Myotonic goat history
First let me give you some info and background on the Myotonic goat itself. Myotonic goats were originally discovered in the 1870’s in Tennessee. No one knows where they came from before that. There is “speculation” that John Tinsley came from Nova Scotia but no evidence to prove that has ever been found, based upon any research. This breed was also declared endangered. In the 1980’s the American Livestock Breeds Conservancy, a group dedicated to preserving American Heritage breeds, joined the fight to promote the breed. So owning and breeding Myotonics will also conserve a piece of American Heritage.
… Owning and breeding Myotonics will also conserve a piece of American Heritage.”
The defining genetic trait is a neuromuscular condition which developed naturally that causes them to stiffen and sometimes fall over when startled or excited. (Note: This is not a defect.) Meaning in basic terms, the chemicals in people and in other animals allowing them to react quickly, (i.e. reflexes) with there muscles and joints are not delivered when excited or frightened. This is important because this trait is the reasoning for the heavy muscling displayed in the breed. This is a landrace breed.
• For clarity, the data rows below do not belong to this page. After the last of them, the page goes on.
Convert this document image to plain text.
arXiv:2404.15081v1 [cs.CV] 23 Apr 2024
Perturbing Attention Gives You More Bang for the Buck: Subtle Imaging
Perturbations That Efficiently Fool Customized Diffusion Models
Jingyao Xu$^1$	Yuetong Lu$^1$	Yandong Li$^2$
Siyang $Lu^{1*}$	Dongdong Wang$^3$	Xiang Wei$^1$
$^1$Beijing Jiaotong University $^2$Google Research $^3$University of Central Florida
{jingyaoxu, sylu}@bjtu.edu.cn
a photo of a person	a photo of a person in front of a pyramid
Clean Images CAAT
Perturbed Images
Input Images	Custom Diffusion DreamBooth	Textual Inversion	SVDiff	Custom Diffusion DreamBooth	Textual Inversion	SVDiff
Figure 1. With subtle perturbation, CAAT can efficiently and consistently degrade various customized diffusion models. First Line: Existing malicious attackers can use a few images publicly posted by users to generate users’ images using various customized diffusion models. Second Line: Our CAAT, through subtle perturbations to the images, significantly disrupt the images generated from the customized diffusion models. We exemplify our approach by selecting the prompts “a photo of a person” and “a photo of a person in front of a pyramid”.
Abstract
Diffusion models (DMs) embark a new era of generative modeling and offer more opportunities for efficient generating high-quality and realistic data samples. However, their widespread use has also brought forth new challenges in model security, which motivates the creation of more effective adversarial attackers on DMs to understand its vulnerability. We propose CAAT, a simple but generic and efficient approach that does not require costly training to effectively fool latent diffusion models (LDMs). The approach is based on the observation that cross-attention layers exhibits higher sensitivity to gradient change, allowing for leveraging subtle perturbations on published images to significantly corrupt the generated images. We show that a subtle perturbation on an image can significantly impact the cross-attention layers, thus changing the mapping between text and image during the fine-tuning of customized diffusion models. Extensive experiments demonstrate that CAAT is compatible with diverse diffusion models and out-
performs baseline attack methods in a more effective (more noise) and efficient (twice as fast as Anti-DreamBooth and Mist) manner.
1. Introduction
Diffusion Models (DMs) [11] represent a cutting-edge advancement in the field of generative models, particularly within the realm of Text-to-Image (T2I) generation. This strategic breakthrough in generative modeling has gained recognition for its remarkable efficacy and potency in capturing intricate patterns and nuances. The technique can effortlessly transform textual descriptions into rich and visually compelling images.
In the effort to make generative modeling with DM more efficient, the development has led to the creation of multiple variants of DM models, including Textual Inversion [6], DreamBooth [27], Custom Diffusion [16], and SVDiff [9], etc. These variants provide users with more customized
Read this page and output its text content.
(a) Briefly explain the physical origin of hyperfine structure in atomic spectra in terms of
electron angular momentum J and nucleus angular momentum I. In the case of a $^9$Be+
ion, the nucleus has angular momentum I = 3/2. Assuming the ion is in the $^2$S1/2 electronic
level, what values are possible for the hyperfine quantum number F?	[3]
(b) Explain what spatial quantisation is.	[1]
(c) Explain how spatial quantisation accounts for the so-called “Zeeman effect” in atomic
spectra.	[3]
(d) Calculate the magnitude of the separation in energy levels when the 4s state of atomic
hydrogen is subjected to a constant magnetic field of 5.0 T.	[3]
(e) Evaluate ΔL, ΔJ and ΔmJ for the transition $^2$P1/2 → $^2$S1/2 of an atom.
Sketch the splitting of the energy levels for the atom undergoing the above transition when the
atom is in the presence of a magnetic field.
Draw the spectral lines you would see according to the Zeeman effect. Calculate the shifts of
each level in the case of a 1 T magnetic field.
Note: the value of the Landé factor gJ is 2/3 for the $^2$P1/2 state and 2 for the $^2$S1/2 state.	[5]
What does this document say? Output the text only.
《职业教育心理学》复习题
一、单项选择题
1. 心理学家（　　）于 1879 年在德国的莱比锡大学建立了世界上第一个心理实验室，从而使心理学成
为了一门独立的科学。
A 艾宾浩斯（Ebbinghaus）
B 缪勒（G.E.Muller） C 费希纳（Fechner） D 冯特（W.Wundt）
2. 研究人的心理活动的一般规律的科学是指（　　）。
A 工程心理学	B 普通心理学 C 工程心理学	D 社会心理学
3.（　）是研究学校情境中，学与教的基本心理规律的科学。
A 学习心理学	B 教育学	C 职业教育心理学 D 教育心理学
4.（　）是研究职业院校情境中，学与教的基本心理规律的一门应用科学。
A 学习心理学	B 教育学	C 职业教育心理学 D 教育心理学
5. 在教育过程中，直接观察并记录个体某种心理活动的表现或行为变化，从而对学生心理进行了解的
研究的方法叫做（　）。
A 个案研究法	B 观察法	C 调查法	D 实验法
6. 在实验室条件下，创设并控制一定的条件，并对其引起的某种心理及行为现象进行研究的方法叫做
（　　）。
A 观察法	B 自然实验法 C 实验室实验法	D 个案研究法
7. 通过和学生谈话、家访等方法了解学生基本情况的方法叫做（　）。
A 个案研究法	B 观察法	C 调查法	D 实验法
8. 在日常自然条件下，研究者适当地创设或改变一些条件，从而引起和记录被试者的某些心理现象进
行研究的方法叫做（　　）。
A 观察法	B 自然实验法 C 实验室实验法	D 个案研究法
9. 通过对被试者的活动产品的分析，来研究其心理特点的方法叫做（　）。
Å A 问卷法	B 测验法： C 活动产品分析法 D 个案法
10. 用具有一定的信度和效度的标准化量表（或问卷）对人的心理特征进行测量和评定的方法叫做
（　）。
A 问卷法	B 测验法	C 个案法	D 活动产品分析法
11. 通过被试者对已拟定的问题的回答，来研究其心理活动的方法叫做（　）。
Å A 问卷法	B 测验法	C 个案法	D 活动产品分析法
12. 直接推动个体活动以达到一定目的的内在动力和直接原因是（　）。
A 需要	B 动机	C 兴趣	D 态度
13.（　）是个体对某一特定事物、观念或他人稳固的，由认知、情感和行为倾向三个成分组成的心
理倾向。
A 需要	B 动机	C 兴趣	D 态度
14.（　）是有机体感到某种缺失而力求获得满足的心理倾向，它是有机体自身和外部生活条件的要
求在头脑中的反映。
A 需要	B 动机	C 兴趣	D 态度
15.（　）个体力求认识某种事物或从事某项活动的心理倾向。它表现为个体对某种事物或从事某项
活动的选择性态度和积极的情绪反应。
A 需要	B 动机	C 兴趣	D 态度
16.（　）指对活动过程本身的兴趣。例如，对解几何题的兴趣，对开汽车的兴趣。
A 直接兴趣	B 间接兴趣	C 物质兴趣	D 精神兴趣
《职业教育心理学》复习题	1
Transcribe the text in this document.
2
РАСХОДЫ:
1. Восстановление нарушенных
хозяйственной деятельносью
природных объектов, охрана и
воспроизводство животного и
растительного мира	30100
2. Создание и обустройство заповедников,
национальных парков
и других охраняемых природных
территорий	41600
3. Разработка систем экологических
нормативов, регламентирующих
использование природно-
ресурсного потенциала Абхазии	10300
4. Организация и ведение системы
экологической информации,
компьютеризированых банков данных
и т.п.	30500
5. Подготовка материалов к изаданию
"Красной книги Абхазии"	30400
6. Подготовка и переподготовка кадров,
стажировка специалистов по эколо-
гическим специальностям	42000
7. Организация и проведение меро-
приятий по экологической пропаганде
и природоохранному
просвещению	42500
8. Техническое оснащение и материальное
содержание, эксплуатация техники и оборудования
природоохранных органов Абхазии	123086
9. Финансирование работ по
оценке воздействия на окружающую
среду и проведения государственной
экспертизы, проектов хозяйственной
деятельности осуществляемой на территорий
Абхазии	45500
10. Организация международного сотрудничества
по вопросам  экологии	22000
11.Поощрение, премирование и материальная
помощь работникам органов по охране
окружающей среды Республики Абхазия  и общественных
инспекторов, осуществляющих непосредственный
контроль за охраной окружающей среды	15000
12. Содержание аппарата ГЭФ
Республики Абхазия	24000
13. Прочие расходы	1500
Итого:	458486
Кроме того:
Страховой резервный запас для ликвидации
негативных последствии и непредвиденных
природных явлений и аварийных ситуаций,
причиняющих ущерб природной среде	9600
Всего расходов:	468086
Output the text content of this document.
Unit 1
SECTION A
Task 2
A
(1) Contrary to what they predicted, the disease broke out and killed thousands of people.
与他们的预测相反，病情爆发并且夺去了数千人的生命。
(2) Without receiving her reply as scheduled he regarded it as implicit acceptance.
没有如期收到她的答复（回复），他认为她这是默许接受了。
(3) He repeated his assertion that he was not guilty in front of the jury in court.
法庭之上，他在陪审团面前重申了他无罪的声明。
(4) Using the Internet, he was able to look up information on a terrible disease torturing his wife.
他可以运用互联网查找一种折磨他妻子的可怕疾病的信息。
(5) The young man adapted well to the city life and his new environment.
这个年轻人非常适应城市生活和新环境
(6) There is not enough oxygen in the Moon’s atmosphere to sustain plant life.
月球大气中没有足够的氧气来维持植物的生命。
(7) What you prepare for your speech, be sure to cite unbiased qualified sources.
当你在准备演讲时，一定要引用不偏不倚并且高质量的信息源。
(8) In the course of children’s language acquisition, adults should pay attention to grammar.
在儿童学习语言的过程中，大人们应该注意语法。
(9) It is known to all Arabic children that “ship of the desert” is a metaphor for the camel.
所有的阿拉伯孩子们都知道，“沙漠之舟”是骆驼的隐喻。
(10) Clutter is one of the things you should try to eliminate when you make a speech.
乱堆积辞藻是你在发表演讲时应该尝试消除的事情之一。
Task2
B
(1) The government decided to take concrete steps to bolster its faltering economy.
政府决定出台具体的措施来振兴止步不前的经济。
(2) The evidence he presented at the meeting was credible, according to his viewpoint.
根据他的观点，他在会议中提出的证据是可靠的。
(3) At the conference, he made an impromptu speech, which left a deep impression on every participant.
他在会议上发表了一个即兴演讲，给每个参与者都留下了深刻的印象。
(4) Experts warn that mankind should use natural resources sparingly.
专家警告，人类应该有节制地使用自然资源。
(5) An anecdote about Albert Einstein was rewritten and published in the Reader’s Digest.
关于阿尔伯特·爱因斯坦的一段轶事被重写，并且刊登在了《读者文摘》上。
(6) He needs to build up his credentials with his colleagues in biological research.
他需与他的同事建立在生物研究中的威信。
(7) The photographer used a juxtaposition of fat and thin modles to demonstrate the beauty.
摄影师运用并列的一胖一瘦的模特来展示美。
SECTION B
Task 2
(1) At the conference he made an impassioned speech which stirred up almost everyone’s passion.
This means the breed has developed largely by natural processes, by adaptation to the natural and cultural environment in which it has lived in over the years. Because of this the breed, though has similar characteristics still is diverse at the same time.
Due to the breed being a landrace breed they adapt to the conditions in which they live. This has made Myotonics a breed much easier to maintain. These goats are a meat goat and very sturdy and self-sufficient. They are also not fence climbers or big jumpers. Based on this, many feel they are easier to contain. Many breeders that carry more than one of the “meat” breeds, i.e. Boers, Kikos, and so on, as well as the Myotonic, have compared the breeds, care put into raising the breeds, and meat production.
Based on these experiences, most will tell you they have cut back on these other breeds, I know we did, because of the hardiness of the Myotonic, TMG, and Texmaster goats. I personally learned that I wormed less, due to the breeds parasite resistance. I also fed less, after kidding etc., due to the does willingness to maintain weight.
Great growth and meat-to-bone ratio Virginia State University revealed a meat-to-bone ratio of 4:1, higher than any other breed.
Virginia State University revealed a meat-to-bone ratio of 4:1, higher than any other breed.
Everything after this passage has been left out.